Journal Search Engine

ISSN : 1229-3431(Print)
ISSN : 2287-3341(Online)

Journal of the Korean Society of Marine Environment and Safety Vol.21 No.3 pp.253-258
DOI : https://doi.org/10.7837/kosomes.2015.21.3.253

Estimating Suitable Probability Distribution Function for Multimodal Traffic Distribution Function

Sang-Lok Yoo^*, Jae-Yong Jeong^**, Jeong-Bin Yim^**†

^*Graduate school of Mokpo National Maritime University, Mokpo 530-729, Korea
^**Professor, Mokpo National Maritime University, Mokpo 530-729, Korea

* First Author : yoosangrok82@naver.com, 061-241-2750

Corresponding Author : jbyim@mmu.ac.kr 061-241-2750

Received May 14, 2015 Review June 12, 2015 Accepted June 26, 2015

Abstract

The purpose of this study is to find suitable probability distribution function of complex distribution data like multimodal. Normal distribution is broadly used to assume probability distribution function. However, complex distribution data like multimodal are very hard to be estimated by using normal distribution function only, and there might be errors when other distribution functions including normal distribution function are used. In this study, we experimented to find fit probability distribution function in multimodal area, by using AIS(Automatic Identification System) observation data gathered in Mokpo port for a year of 2013. By using chi-squared statistic, gaussian mixture model(GMM) is the fittest model rather than other distribution functions, such as extreme value, generalized extreme value, logistic, and normal distribution. GMM was found to the fit model regard to multimodal data of maritime traffic flow distribution. Probability density function for collision probability and traffic flow distribution will be calculated much precisely in the future.

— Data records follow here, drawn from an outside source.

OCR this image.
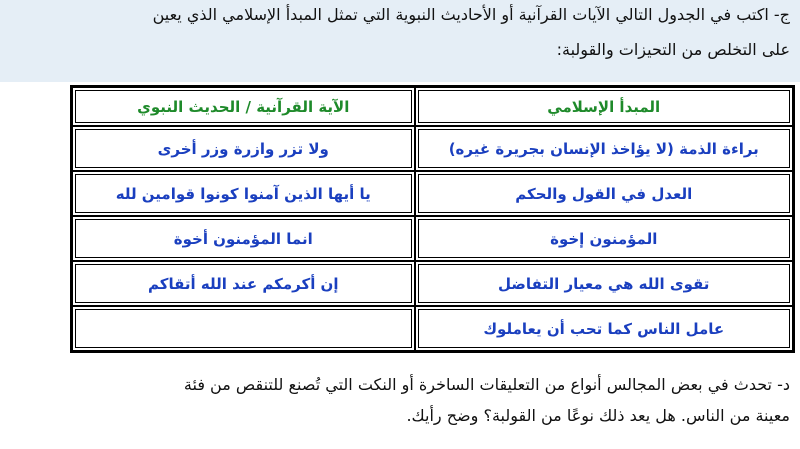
ج- اكتب في الجدول التالي الآيات القرآنية أو الأحاديث النبوية التي تمثل المبدأ الإسلامي الذي يعين
على التخلص من التحيزات والقولبة:
المبدأ الإسلامي	الآية القرآنية / الحديث النبوي
براءة الذمة (لا يؤاخذ الإنسان بجريرة غيره)	ولا تزر وازرة وزر أخرى
العدل في القول والحكم	يا أيها الذين آمنوا كونوا قوامين لله
المؤمنون إخوة	انما المؤمنون أخوة
تقوى الله هي معيار التفاضل	إن أكرمكم عند الله أتقاكم
عامل الناس كما تحب أن يعاملوك	
د- تحدث في بعض المجالس أنواع من التعليقات الساخرة أو النكت التي تُصنع للتنقص من فئة
معينة من الناس. هل يعد ذلك نوعًا من القولبة؟ وضح رأيك.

Key Words : Probability distribution function , Multimodal , Gaussian mixture model , Normal distribution , Maritime traffic flow

초록

키워드 :

This article has been cited by 0 article in crossref

Cited-By

Funding:

Honam Sea Grant R&D Program

1.Introduction

Maritime traffic flow is affected by the volume of traffic, tidal current, wave height, and so on. Analyzing maritime traffic flow is very important in the perspective of evaluating for the hazard of each route and the collision probability. Therefore, estimating the probability density function(pdf) is crucial to enhance the safety of maritime traffic.

In previous research, Silveira et al.(2013) studied the collision probability and traffic pattern on the coast of Portugal, but they only drew a histogram of navigation speed and location distribution and calculated the number of traffic. Giuliana et al.(2013) estimated anomalies by applying Kernel density estimation to traffic density on the Italian coast. Fangliang et al.(2012) analyzed the elements like navigation speed and traffic distance in the waterway of Netherlands and Shanghai, and applied it to normal distribution and log-normal distribution function. Qiang et al.(2014) analyzed the characteristic of traffic by applying navigation speed in Singaporean channel to beta distribution and weibull distribution. Liu et al.(2013) examined the traffic flow with the normal distribution and exponential distribution function drawn by the distribution of traffic time and speed.

Some studies estimated the collision probability when the ship is in confronting or passing by applying it to normal distribution (Fujii et al., 1974). And the proximity toward a hazard, defined in AASHTO(American Association of State Highway and Transportation Officials) and the regulations of maritime traffic safety audit, was calculated based on the navigation distance to estimate the collision probability with normal distribution function (Yim, 2010; Yim and Kim, 2010; AASHTO, 2014). Normally, studies assume the probability density function of traffic vessels as normal distribution function. However, complex distribution data like multimodal are very hard to be estimated by using normal distribution function only, and there might be errors when other distribution functions except normal distribution function are used.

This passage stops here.